Why do I write about this --- prattling on and on? Frankly, I am a habitual rider of both the bus system and the MetroLink system. My family lives sprawled across the bi-state region. I will be inconvenienced by the Metro system purge as a result of the idiots who voted "no" on the tax increase at the November election and so will my sister who currently lives in Alton and rides the buses into St. Louis. And there are friends in Belleville, where I worked for a portion of 2008, who will be less likely to see some of us in Missouri with the cuts to the light-rail MetroLink service. What of those who STILL have jobs in Fenton? I can foresee the pulling of that 30X route to the Gravois Bluffs...to the commuter lots near the HQ of UNIGROUP and the other businesses in the nearby industrial areas from the system...thus cutting the number of employees available to work and the number of consumers who wanted to go to Ultimate Electronics at "the Bluffs" and buy their new HDTV's and bring them back to the Delmar Loop (What do you mean that you don't see these people? Oh, yeah...you - generically - don't ride the train unless you are going to a Cardinals or Rams game...heeheeheeheeheeheehee...HA! You won't be riding those trains any more, either, you "no" voting morons!).
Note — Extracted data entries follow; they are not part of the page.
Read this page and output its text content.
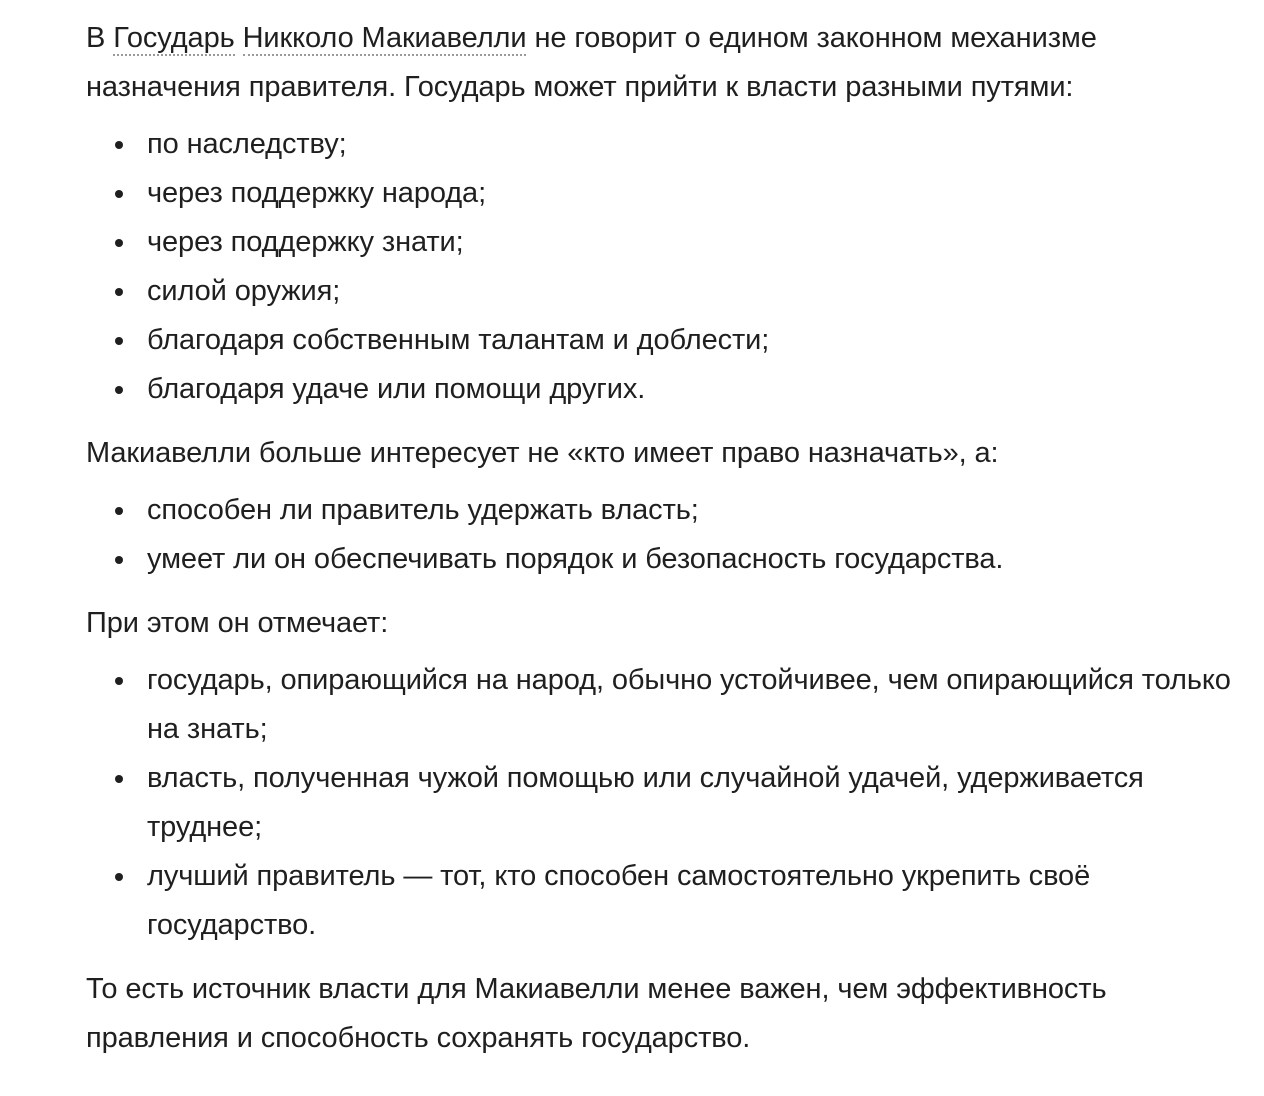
В Государь Никколо Макиавелли не говорит о едином законном механизме назначения правителя. Государь может прийти к власти разными путями:

по наследству;
через поддержку народа;
через поддержку знати;
силой оружия;
благодаря собственным талантам и доблести;
благодаря удаче или помощи других.

Макиавелли больше интересует не «кто имеет право назначать», а:

способен ли правитель удержать власть;
умеет ли он обеспечивать порядок и безопасность государства.

При этом он отмечает:

государь, опирающийся на народ, обычно устойчивее, чем опирающийся только на знать;
власть, полученная чужой помощью или случайной удачей, удерживается труднее;
лучший правитель — тот, кто способен самостоятельно укрепить своё государство.

То есть источник власти для Макиавелли менее важен, чем эффективность правления и способность сохранять государство.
Indeed --- St. Louis County residents will find out in March 2009 and again in 2010 how much they are inconvenienced by the cuts in Metro bus and MetroLink service when the traffic patterns shift dramatically along what there is of I-64/Highway 40, Manchester (especially Manchester) and the other interstates and heavily-traveled road routes. I will be looking on those whose drive time increases by 20 to 40 percent (some will see a 200 percent increase in travel time) with a thought of "Ha! The cost of gasoline purchases alone will have been enough to those drivers who didn't vote for the tax increase." I did say an increase of 20 to 40 percent drive time. Why? The DRAMATIC INCREASE IN DRIVING TIME DURING COMMUTES IS GOING TO HAPPEN for a great number of people in the spring and summer and fall of 2009 and again in the summer of 2010 because these cuts will have an impact upon who goes where and when they both leave and arrive.

That's right --- prediction of all predictions: St. Louis County "no" voters will pay out the nose for not having paid on the tax increase. "NO" voters - and almost everyone else who traverses St. Louis County on a highway - will pay at the pump and on the commute EVERY DAY.

Serves y'all right.

You may as well read this entire blog as: Welcome to the SECOND-TIER COUNTY of St. Louis.

The other prediction comes slowly as a result of this vote: Here comes the resurgence of the City of St. Louis.